Published DateMOULTONBOROUGH — Former state Agricultural Commissioner Steve Taylor will give a talk "The Great Sheep Boom and Its Enduring Legacy on the NH Landscape" on Wednesday, July 10, sponsored by the Lakes Region Conservation Trust, in partnership with the New Hampshire Humanities Council.
In a brief 30-year period in the early 19th century the New Hampshire countryside became home to hundreds of thousands of sheep. Production of wool became a lucrative business, generating fortunes and providing the only time of true agricultural prosperity in the state's history. It left behind a legacy of fine architecture and thousands of miles of rugged stonewalls. During this morning presentation, Steve Taylor will discuss how farmers overcame enormous challenges to make sheep husbandry succeed, the forces from beyond New Hampshire which led to the demise of the industry, and the social consequences that lasted a century.

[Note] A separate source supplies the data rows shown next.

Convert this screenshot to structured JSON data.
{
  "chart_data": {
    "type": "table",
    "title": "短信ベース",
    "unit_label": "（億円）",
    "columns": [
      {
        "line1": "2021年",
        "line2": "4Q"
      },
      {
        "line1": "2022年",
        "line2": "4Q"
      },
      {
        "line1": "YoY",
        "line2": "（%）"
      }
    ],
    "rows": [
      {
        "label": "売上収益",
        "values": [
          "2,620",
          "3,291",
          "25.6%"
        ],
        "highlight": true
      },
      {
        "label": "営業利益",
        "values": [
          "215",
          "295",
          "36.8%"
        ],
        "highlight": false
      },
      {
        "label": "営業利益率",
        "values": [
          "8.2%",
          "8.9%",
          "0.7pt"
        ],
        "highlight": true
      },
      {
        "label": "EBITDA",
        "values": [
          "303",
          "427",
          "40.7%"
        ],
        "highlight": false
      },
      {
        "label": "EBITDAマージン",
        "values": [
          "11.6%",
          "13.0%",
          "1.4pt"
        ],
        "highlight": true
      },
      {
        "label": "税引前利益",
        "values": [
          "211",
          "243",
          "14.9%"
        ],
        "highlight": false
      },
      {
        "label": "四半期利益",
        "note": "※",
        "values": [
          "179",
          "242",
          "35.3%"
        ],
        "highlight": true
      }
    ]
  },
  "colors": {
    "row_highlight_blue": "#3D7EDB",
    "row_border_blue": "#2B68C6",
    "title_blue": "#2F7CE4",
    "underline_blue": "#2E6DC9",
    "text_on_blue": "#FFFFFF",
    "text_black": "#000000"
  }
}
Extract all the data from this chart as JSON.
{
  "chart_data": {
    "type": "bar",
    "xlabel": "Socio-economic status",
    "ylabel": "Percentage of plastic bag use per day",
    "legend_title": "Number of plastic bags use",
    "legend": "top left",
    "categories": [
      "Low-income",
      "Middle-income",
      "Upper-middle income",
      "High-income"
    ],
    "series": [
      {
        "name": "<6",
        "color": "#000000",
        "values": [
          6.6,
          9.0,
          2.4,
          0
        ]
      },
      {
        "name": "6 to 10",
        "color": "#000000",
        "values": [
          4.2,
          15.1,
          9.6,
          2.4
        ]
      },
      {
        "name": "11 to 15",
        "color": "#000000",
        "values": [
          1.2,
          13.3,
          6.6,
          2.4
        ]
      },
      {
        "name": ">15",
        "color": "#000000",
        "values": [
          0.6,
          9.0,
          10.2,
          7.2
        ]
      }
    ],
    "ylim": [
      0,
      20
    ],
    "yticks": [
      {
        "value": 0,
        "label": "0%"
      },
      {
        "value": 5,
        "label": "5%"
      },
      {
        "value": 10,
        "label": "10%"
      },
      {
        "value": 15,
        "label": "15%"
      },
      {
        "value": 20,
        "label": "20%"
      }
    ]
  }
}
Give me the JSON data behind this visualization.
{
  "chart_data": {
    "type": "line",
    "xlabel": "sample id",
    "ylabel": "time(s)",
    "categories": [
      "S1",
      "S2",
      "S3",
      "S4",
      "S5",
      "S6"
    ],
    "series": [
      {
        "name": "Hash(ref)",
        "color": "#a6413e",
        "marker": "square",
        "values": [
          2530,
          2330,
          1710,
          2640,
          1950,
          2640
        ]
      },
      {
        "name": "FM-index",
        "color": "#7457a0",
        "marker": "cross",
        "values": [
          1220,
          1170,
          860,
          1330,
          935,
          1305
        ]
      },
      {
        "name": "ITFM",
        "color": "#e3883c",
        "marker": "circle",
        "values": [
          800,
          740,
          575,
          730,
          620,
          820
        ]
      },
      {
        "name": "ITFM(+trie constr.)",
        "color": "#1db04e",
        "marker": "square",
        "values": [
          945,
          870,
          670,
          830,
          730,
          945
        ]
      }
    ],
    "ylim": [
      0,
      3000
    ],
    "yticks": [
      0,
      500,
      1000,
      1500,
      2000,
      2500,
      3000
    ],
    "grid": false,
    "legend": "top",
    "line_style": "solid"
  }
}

Steve Taylor is an independent scholar, farmer, journalist, and longtime public official. He operates a dairy and maple farm in Meriden Village and served for a quarter century as NH's Commissioner of Agriculture. He was also the first Executive Director of the NH Humanities Council and is a lifelong student of the state's rural culture.
The 5,381-acre Castle in the Clouds Conservation Area was acquired by the Lakes Region Conservation Trust in 2002 and encompasses over 30 miles of trails stewarded by dedicated LRCT volunteers. LRCT has conserved over 22,000 acres throughout the Lakes Region in more than 120 properties. LRCT's conservation work preserves community character, conserves critical wildlife habitat and diverse ecosystems, protects natural landmarks and scenic landscapes, and provides recreational opportunities for people of all ages.